Description
Question 14.1
The breast cancer data set breast-cancer-wisconsin.data.txt from
http://archive.ics.uci.edu/ml/machine-learning-databases/breast-cancer-wisconsin/ (description at
http://archive.ics.uci.edu/ml/datasets/Breast+Cancer+Wisconsin+%28Original%29 ) has missing values.
1. Use the mean/mode imputation method to impute values for the missing data.
2. Use regression to impute values for the missing data.
3. Use regression with perturbation to impute values for the missing data.

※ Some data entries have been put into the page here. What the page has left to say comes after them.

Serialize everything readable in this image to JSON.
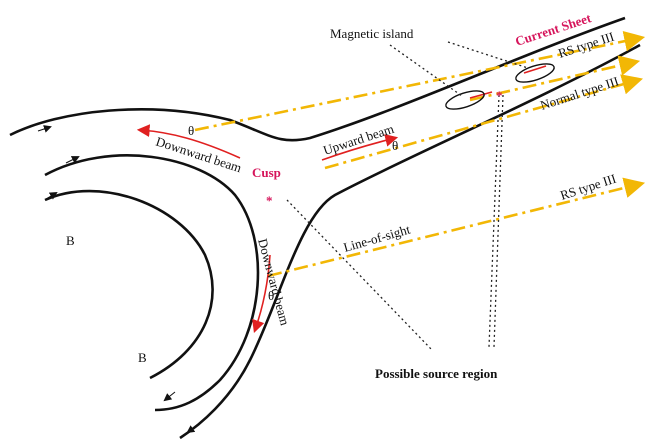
{
  "labels": {
    "magnetic_island": "Magnetic island",
    "current_sheet": "Current Sheet",
    "rs_type_iii_top": "RS type III",
    "normal_type_iii": "Normal type III",
    "rs_type_iii_bottom": "RS type III",
    "upward_beam": "Upward beam",
    "downward_beam_top": "Downward beam",
    "downward_beam_side": "Downward beam",
    "theta_top": "θ",
    "theta_upward": "θ",
    "theta_side": "θ",
    "cusp": "Cusp",
    "cusp_star": "*",
    "island_star": "*",
    "b_top": "B",
    "b_bottom": "B",
    "line_of_sight": "Line-of-sight",
    "possible_source_region": "Possible source region"
  }
}
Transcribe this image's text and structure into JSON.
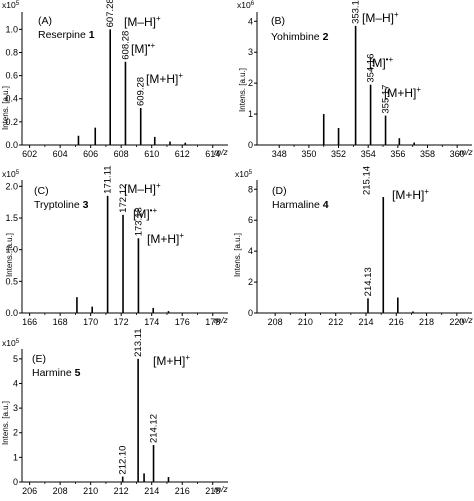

4. (Optional) Compare the results and quality of classification models (e.g., SVM, KNN) build using
(1) the data sets from questions 1,2,3;
(2) the data that remains after data points with missing values are removed; and
(3) the data set when a binary variable is introduced to indicate missing values.
Question 15.1
Describe a situation or problem from your job, everyday life, current events, etc., for which optimization
would be appropriate. What data would you need?
Question 15.2
In the videos, we saw the “diet problem”. (The diet problem is one of the first large-scale optimization
problems to be studied in practice. Back in the 1930’s and 40’s, the Army wanted to meet the nutritional
requirements of its soldiers while minimizing the cost.) In this homework you get to solve a diet problem
with real data. The data is given in the file diet.xls.
1. Formulate an optimization model (a linear program) to find the cheapest diet that satisfies the
maximum and minimum daily nutrition constraints, and solve it using PuLP. Turn in your code
and the solution. (The optimal solution should be a diet of air-popped popcorn, poached eggs,
oranges, raw iceberg lettuce, raw celery, and frozen broccoli. UGH!)
2. Please add to your model the following constraints (which might require adding more variables)
and solve the new model:
a. If a food is selected, then a minimum of 1/10 serving must be chosen. (Hint: now you will
need two variables for each food i: whether it is chosen, and how much is part of the diet.
You’ll also need to write a constraint to link them.)
b. Many people dislike celery and frozen broccoli. So at most one, but not both, can be
selected.
c. To get day-to-day variety in protein, at least 3 kinds of meat/poultry/fish/eggs must be
selected. [If something is ambiguous (e.g., should bean-and-bacon soup be considered
meat?), just call it whatever you think is appropriate – I want you to learn how to write this
type of constraint, but I don’t really care whether we agree on how to classify foods!]
If you want to see what a more full-sized problem would look like, try solving your models for the file
diet_large.xls, which is a low-cholesterol diet model (rather than minimizing cost, the goal is to
minimize cholesterol intake). I don’t know anyone who’d want to eat this diet – the optimal solution
includes dried chrysanthemum garland, raw beluga whale flipper, freeze-dried parsley, etc. – which
shows why it’s necessary to add additional constraints beyond the basic ones we saw in the video!
[Note: there are many optimal solutions, all with zero cholesterol, so you might get a different one.
It probably won’t be much more appetizing than mine.]